I have the following data frame:
Name | id | Model |
---|---|---|
Alice | alice_1 | (A_01), (A_02) |
Bob | bob_1 | (B_01) |
Alice | alice_2 | (A_01), (A_05) |
Alice | alice_3 | (A_01), (A_05) |
Bob | bob_2 | (B_01) |
Bob | bob_3 | (B_01) |
I would like to count the unique model values inside the brackets and append the count in front of the bracket like that:
Name | Model |
---|---|
Alice | 3x (A_01), 2x (A_05), 1x (A_02) |
Bob | 3x(B_01) |
I tried to use different approaches with group by and aggregate functions but could not find a way.
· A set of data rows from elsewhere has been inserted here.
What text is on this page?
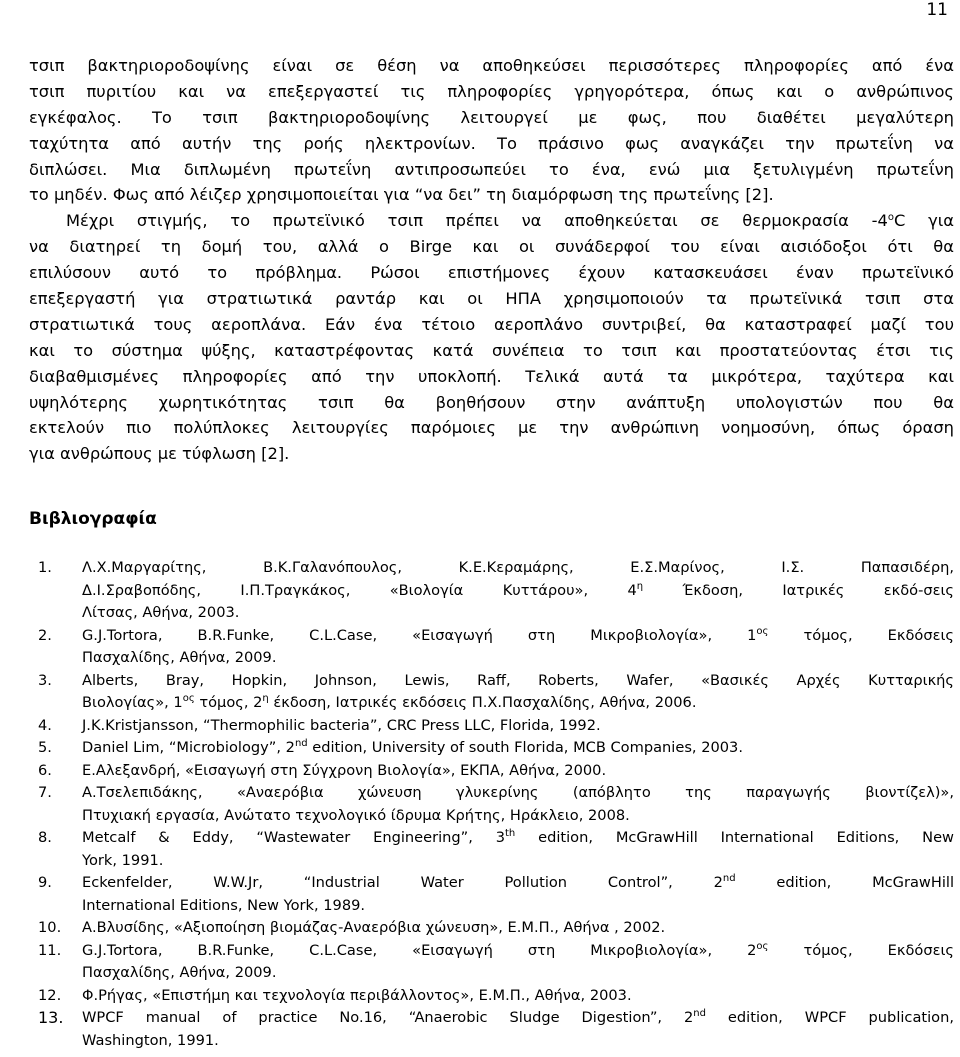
11
τσιπ βακτηριοροδοψίνης είναι σε θέση να αποθηκεύσει περισσότερες πληροφορίες από ένα
τσιπ πυριτίου και να επεξεργαστεί τις πληροφορίες γρηγορότερα, όπως και ο ανθρώπινος
εγκέφαλος. Το τσιπ βακτηριοροδοψίνης λειτουργεί με φως, που διαθέτει μεγαλύτερη
ταχύτητα από αυτήν της ροής ηλεκτρονίων. Το πράσινο φως αναγκάζει την πρωτεΐνη να
διπλώσει. Μια διπλωμένη πρωτεΐνη αντιπροσωπεύει το ένα, ενώ μια ξετυλιγμένη πρωτεΐνη
το μηδέν. Φως από λέιζερ χρησιμοποιείται για “να δει” τη διαμόρφωση της πρωτεΐνης [2].
Μέχρι στιγμής, το πρωτεϊνικό τσιπ πρέπει να αποθηκεύεται σε θερμοκρασία -4$^o$C για
να διατηρεί τη δομή του, αλλά ο Birge και οι συνάδερφοί του είναι αισιόδοξοι ότι θα
επιλύσουν αυτό το πρόβλημα. Ρώσοι επιστήμονες έχουν κατασκευάσει έναν πρωτεϊνικό
επεξεργαστή για στρατιωτικά ραντάρ και οι ΗΠΑ χρησιμοποιούν τα πρωτεϊνικά τσιπ στα
στρατιωτικά τους αεροπλάνα. Εάν ένα τέτοιο αεροπλάνο συντριβεί, θα καταστραφεί μαζί του
και το σύστημα ψύξης, καταστρέφοντας κατά συνέπεια το τσιπ και προστατεύοντας έτσι τις
διαβαθμισμένες πληροφορίες από την υποκλοπή. Τελικά αυτά τα μικρότερα, ταχύτερα και
υψηλότερης χωρητικότητας τσιπ θα βοηθήσουν στην ανάπτυξη υπολογιστών που θα
εκτελούν πιο πολύπλοκες λειτουργίες παρόμοιες με την ανθρώπινη νοημοσύνη, όπως όραση
για ανθρώπους με τύφλωση [2].
Βιβλιογραφία
1.	Λ.Χ.Μαργαρίτης, Β.Κ.Γαλανόπουλος, Κ.Ε.Κεραμάρης, Ε.Σ.Μαρίνος, Ι.Σ. Παπασιδέρη,
Δ.Ι.Σραβοπόδης, Ι.Π.Τραγκάκος, «Βιολογία Κυττάρου», $4^\eta$ Έκδοση, Ιατρικές εκδό-σεις
Λίτσας, Αθήνα, 2003.
2.	G.J.Tortora, B.R.Funke, C.L.Case, «Εισαγωγή στη Μικροβιολογία», $1^{o\varsigma}$ τόμος, Εκδόσεις
Πασχαλίδης, Αθήνα, 2009.
3.	Alberts, Bray, Hopkin, Johnson, Lewis, Raff, Roberts, Wafer, «Βασικές Αρχές Κυτταρικής
Βιολογίας», $1^{o\varsigma}$ τόμος, $2^\eta$ έκδοση, Ιατρικές εκδόσεις Π.Χ.Πασχαλίδης, Αθήνα, 2006.
4.	J.K.Kristjansson, “Thermophilic bacteria”, CRC Press LLC, Florida, 1992.
5.	Daniel Lim, “Microbiology”, 2nd edition, University of south Florida, MCB Companies, 2003.
6.	Ε.Αλεξανδρή, «Εισαγωγή στη Σύγχρονη Βιολογία», ΕΚΠΑ, Αθήνα, 2000.
7.	Α.Τσελεπιδάκης, «Αναερόβια χώνευση γλυκερίνης (απόβλητο της παραγωγής βιοντίζελ)»,
Πτυχιακή εργασία, Ανώτατο τεχνολογικό ίδρυμα Κρήτης, Ηράκλειο, 2008.
8.	Metcalf & Eddy, “Wastewater Engineering”, 3th edition, McGrawHill International Editions, New
York, 1991.
9.	Eckenfelder, W.W.Jr, “Industrial Water Pollution Control”, 2nd edition, McGrawHill
International Editions, New York, 1989.
10.	Α.Βλυσίδης, «Αξιοποίηση βιομάζας-Αναερόβια χώνευση», Ε.Μ.Π., Αθήνα , 2002.
11.	G.J.Tortora, B.R.Funke, C.L.Case, «Εισαγωγή στη Μικροβιολογία», $2^{o\varsigma}$ τόμος, Εκδόσεις
Πασχαλίδης, Αθήνα, 2009.
12.	Φ.Ρήγας, «Επιστήμη και τεχνολογία περιβάλλοντος», Ε.Μ.Π., Αθήνα, 2003.
13.	WPCF manual of practice No.16, “Anaerobic Sludge Digestion”, 2nd edition, WPCF publication,
Washington, 1991.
Also I can use value counts and count each Model but then I don't know how to append the resulting number the the whole data frame.
Use Series.str.split
with DataFrame.explode
for new rows by joinjed values by ,
, then get counts by GroupBy.size
, sorting and add to Model
column, last aggregate join
:
df = (df.assign(Model = df['Model'].str.split(', '))
.explode('Model')
.groupby(['Name','Model'])
.size()
.sort_values(ascending=False)
.astype(str)
.add('x')
.reset_index(level=1)
.assign(Model = lambda x: x[0].str.cat(x['Model']))
.groupby('Name')['Model']
.agg(', '.join)
.reset_index())
print (df)
Name Model
0 Alice 3x(A_01), 2x(A_05), 1x(A_02)
1 Bob 3x(B_01)